Immunoreactivity for nitrotyrosine was only weakly and infrequently seen in the bronchial epithelium and in a few inflammatory cells of normal subjects ( Fig. 1A). No staining was evident on other cell types. In contrast, there was diffuse strong immunoreaction for nitrotyrosine in the airway epithelium and inflammatory cells of asthmatic patients ( Fig. 1B, C). In areas where the epithelium was intact, all but goblet cells were immunostained. In areas where the epithelium was denuded, basal epithelial cells showed strong immunoreaction for nitrotyrosine (Fig. C). The inflammatory cell population immunoreactive for nitrotyrosine was characterized as a combination of macrophages, neutrophils ( Fig. 1E), and eosinophils by colocalization studies with anti-CD68, anti-elastase, and anti-major basic protein, respectively.

View larger version (103K): [in this window] [in a new window]   Figure 1. Immunoreactivity for nitrotyrosine and inducible nitric oxide synthase in bronchial biopsies of normal and asthmatic subjects. Immunoreactivity to nitrotyrosine is shown in the bronchial epithelium of a normal airway (A) compared to that of an asthmatic patient (B, C). In panel C, note nitrotyrosine immunoreactivity in the airway epithelium (arrow) and inflammatory cells (curved arrow). D) A negative control section stained with the nonimmune serum. Panel E was taken from the same specimens as panel C showing the presence of neutrophils in the submucosa (curved arrow), as demonstrated by anti-elastase immunoreactivity. F) Immunoreactivity to inducible nitric oxide synthase in airway epithelium (arrow) of normal control subject. G) A consecutive section to that of panel E showing strong immunoreactivity to inducible nitric oxide synthase in the airway epithelium (arrow) and inflammatory cells (curved arrow) of an asthmatic patient. H) Another section taken from the airway of an asthmatic patient showing abundant expression of inducible nitric oxide synthase in the airway epithelium. Panels I and J demonstrate the localization of inducible nitric oxide synthase immunoreactivity (I) in eosinophils (curved arrows) as shown by immunostaining for major basic protein (J). x200.

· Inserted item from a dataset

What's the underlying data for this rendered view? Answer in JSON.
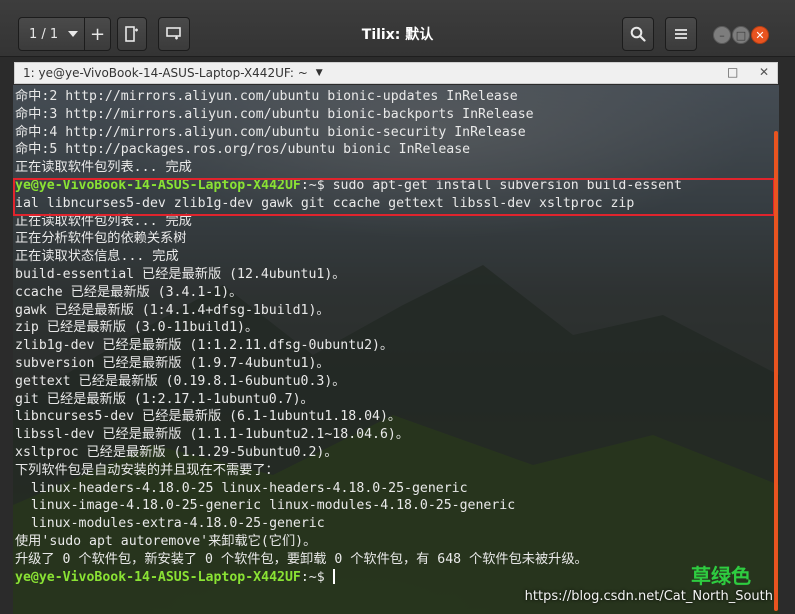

In normal human bronchial tissue, iNOS immunoreactivity and mRNA was seen in airway epithelial cells (except in goblet cells) and only in a few inflammatory cells ( Fig. 1F and Fig. 2A). In bronchial tissue of asthmatic patients, there was moderate to strong expression of iNOS immunoreactivity ( Fig. 1G–I; Fig. 2F, H) and mRNA ( Fig. 2B, C, E, G) in the airway epithelium and inflammatory cells. Colocalization studies with inflammatory cell markers revealed the presence of iNOS in macrophages, neutrophils, and eosinophils ( Fig. 1I, J). Immunoreactivity and mRNA for iNOS were colocalized to the same cells ( Fig. 2E–H).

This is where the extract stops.